气得额头青筋直冒,手腕挣扎出一道道红痕,整个人陷入暴怒之中,周时毫不怀疑,要是解开一只手,池嘉栩估计能把她一拳打飞。
只是失去利爪,凶猛的野兽发起火来不仅没有危险性,而且还透着股可爱劲。
在周时眼里,池嘉栩就是这样一个虚张声势的家伙,下面硬,嘴巴更硬。
大概是屋内开着恒温空调,他穿得并不多,薄薄一件体恤,领口大方得从她的视角可以看清胸口的起伏,仗着某人开不了口,她故意地说道:“今天穿这么骚是要给谁看,想要勾引谁啊,被我玩儿过,心里还想着别人呢?”
“唔唔……”放屁!
“…对方知道你这么淫荡么……你瞧瞧你,我刚这么一提到她,你就这么兴奋,乳头都硬了……”

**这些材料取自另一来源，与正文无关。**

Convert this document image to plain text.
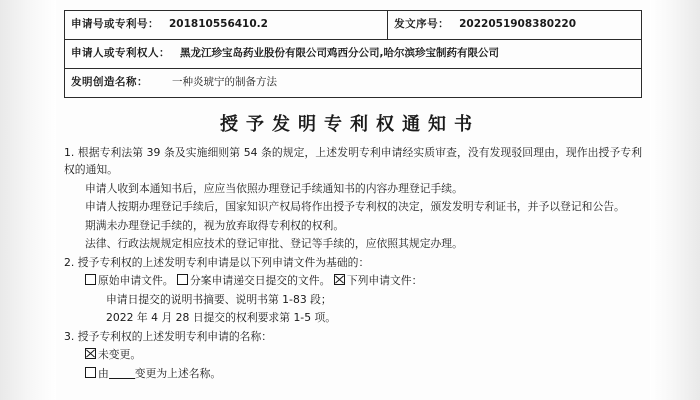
申请号或专利号： 201810556410.2	发文序号： 2022051908380220

申请人或专利权人： 黑龙江珍宝岛药业股份有限公司鸡西分公司,哈尔滨珍宝制药有限公司

发明创造名称：	一种炎琥宁的制备方法
授予发明专利权通知书
1. 根据专利法第 39 条及实施细则第 54 条的规定，上述发明专利申请经实质审查，没有发现驳回理由，现作出授予专利权的通知。
申请人收到本通知书后，应应当依照办理登记手续通知书的内容办理登记手续。
申请人按期办理登记手续后，国家知识产权局将作出授予专利权的决定，颁发发明专利证书，并予以登记和公告。
期满未办理登记手续的，视为放弃取得专利权的权利。
法律、行政法规规定相应技术的登记审批、登记等手续的，应依照其规定办理。
2. 授予专利权的上述发明专利申请是以下列申请文件为基础的：
原始申请文件。 分案申请递交日提交的文件。 下列申请文件：
申请日提交的说明书摘要、说明书第 1-83 段；
2022 年 4 月 28 日提交的权利要求第 1-5 项。
3. 授予专利权的上述发明专利申请的名称：
未变更。
由 变更为上述名称。
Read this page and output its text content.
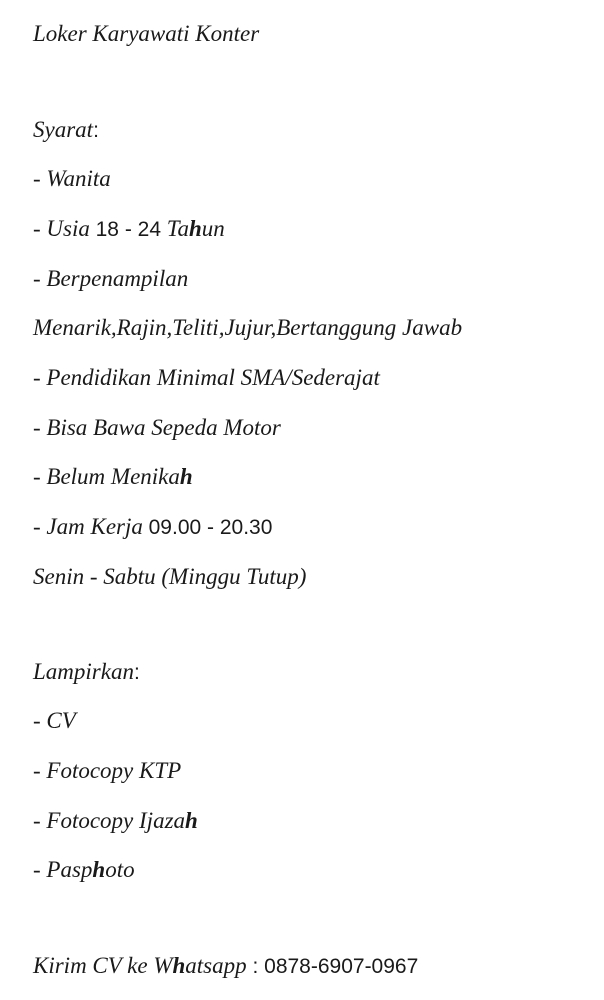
Loker Karyawati Konter
Syarat:
- Wanita
- Usia 18 - 24 Tahun
- Berpenampilan
Menarik,Rajin,Teliti,Jujur,Bertanggung Jawab
- Pendidikan Minimal SMA/Sederajat
- Bisa Bawa Sepeda Motor
- Belum Menikah
- Jam Kerja 09.00 - 20.30
Senin - Sabtu (Minggu Tutup)
Lampirkan:
- CV
- Fotocopy KTP
- Fotocopy Ijazah
- Pasphoto
Kirim CV ke Whatsapp : 0878-6907-0967
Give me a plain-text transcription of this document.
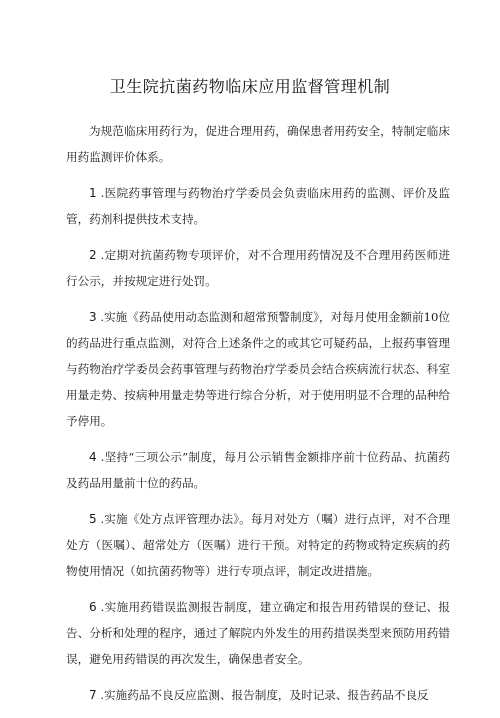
卫生院抗菌药物临床应用监督管理机制

为规范临床用药行为，促进合理用药，确保患者用药安全，特制定临床用药监测评价体系。

1 .医院药事管理与药物治疗学委员会负责临床用药的监测、评价及监管，药剂科提供技术支持。

2 .定期对抗菌药物专项评价，对不合理用药情况及不合理用药医师进行公示，并按规定进行处罚。

3 .实施《药品使用动态监测和超常预警制度》，对每月使用金额前10位的药品进行重点监测，对符合上述条件之的或其它可疑药品，上报药事管理与药物治疗学委员会药事管理与药物治疗学委员会结合疾病流行状态、科室用量走势、按病种用量走势等进行综合分析，对于使用明显不合理的品种给予停用。

4 .坚持“三项公示”制度，每月公示销售金额排序前十位药品、抗菌药及药品用量前十位的药品。

5 .实施《处方点评管理办法》。每月对处方（嘱）进行点评，对不合理处方（医嘱）、超常处方（医嘱）进行干预。对特定的药物或特定疾病的药物使用情况（如抗菌药物等）进行专项点评，制定改进措施。

6 .实施用药错误监测报告制度，建立确定和报告用药错误的登记、报告、分析和处理的程序，通过了解院内外发生的用药措误类型来预防用药错误，避免用药错误的再次发生，确保患者安全。

7 .实施药品不良反应监测、报告制度，及时记录、报告药品不良反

池嘉栩呼吸急促,满肚子话想说,奈何嘴巴被堵住,吞咽困难,甚至无法控制唾液,部分从嘴角溢出。
黄的人看什么都黄,这件大领口的衣服他再也不会穿了。
这个死女人有种别隔着衣服捏他的胸,任谁被这样揉,很难没有反应吧,他又不是性冷淡,神经也不坏死。
“既然衣服不好好穿,那就没必要再穿了。”
“???”
说着,周时从衣摆直接将这件衣服向上撕开,布料断裂的声音在池嘉栩耳朵里无限放大,这个女变态的形象再次丰富——拥有恐怖的力气,金刚芭比。